It turns out some of South Florida's largest hospital systems are taking a page out of the urgent-care playbook.
Questions about the safety and efficiency of urgent-care and retail clinics were raised during Thursday's panel discussion at the Tower Forum, a monthly gathering of Broward County business professionals.
Broward-based Memorial Healthcare System opened its first urgent-care center in 1976, according to President and CEO Frank Sacco.
"We currently are tracking almost 60,000 visits at that urgent care center," says Sacco.

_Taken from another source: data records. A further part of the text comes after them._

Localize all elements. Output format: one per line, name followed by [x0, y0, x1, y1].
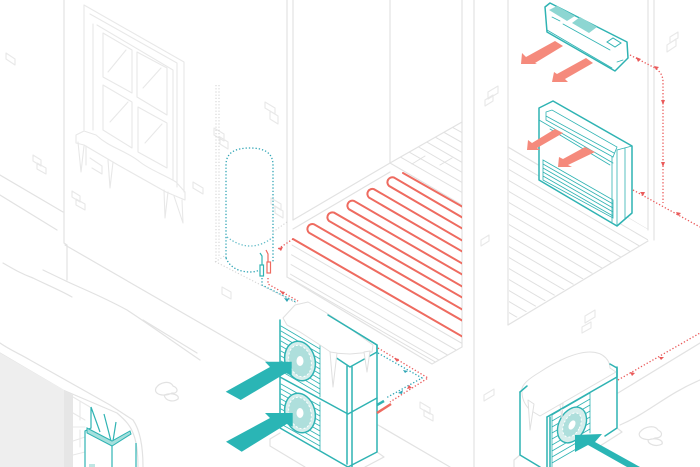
- room 1 floor edges: [287, 122, 462, 364]
- wall-mounted indoor unit: [545, 3, 628, 71]
- stacked outdoor heat pump: [280, 302, 377, 467]
- small unit intake arrow: [575, 434, 640, 467]
- water tank: [215, 85, 298, 304]
- small outdoor unit: [520, 357, 617, 467]
- small unit snow cap: [520, 352, 617, 430]
- heat pump snow cap: [283, 302, 377, 387]
- intake arrows on stacked unit: [226, 362, 293, 452]
- small unit plinth: [514, 428, 622, 467]
- refrigerant pipes indoor: [262, 239, 298, 302]
- room 2 floor boards: [509, 158, 648, 318]
- room 1 main floor boards: [290, 244, 462, 362]
- room 1 back floor boards: [400, 128, 462, 192]
- brick marks on walls: [6, 32, 678, 421]
- wall-unit warm air arrows: [521, 41, 593, 82]
- refrigerant pipe to indoor units: [618, 55, 700, 380]
- tank connection valves: [260, 250, 270, 276]
- basement cutaway with unit: [0, 353, 136, 467]
- stacked unit plinth: [270, 433, 384, 467]
- floor-unit warm air arrows: [527, 129, 595, 167]
- pipe stubs and outdoor pipework: [377, 348, 428, 413]
- room 2 floor edge: [508, 147, 648, 325]
- snow mounds: [156, 382, 662, 445]
- window with icicles: [76, 5, 185, 223]
- floor-standing indoor unit: [539, 101, 632, 226]
- heat pump fans: [280, 338, 320, 436]
- underfloor heating pipe: [293, 173, 470, 341]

Holy Cross Hospital now has two urgent-care centers – in Fort Lauderdale and Boca Raton. Holy Cross President and CEO Dr. Patrick Taylor says walk-in centers are cheaper and more convenient than emergency rooms for what’s known as “episodic care.”
“When you have that sore throat that’s intolerable at 3 o’clock in the afternoon. When you cut yourself making dinner and you just need to go get a few stitches," says Taylor. "The one-time event that can be handled promptly and efficiently.”
But both Sacco and Taylor agree with other healthcare professionals who say that urgent-care or walk-in clinics should never replace the primary care physician – a reliable family doctor who knows your medical history.
According to Merchant Medicine, a research firm that tracks walk-in medicine trends, there are at least 7,000 urgent-care clinics nationwide that offer a full complement of healthcare services --including blood tests and diagnostic imaging.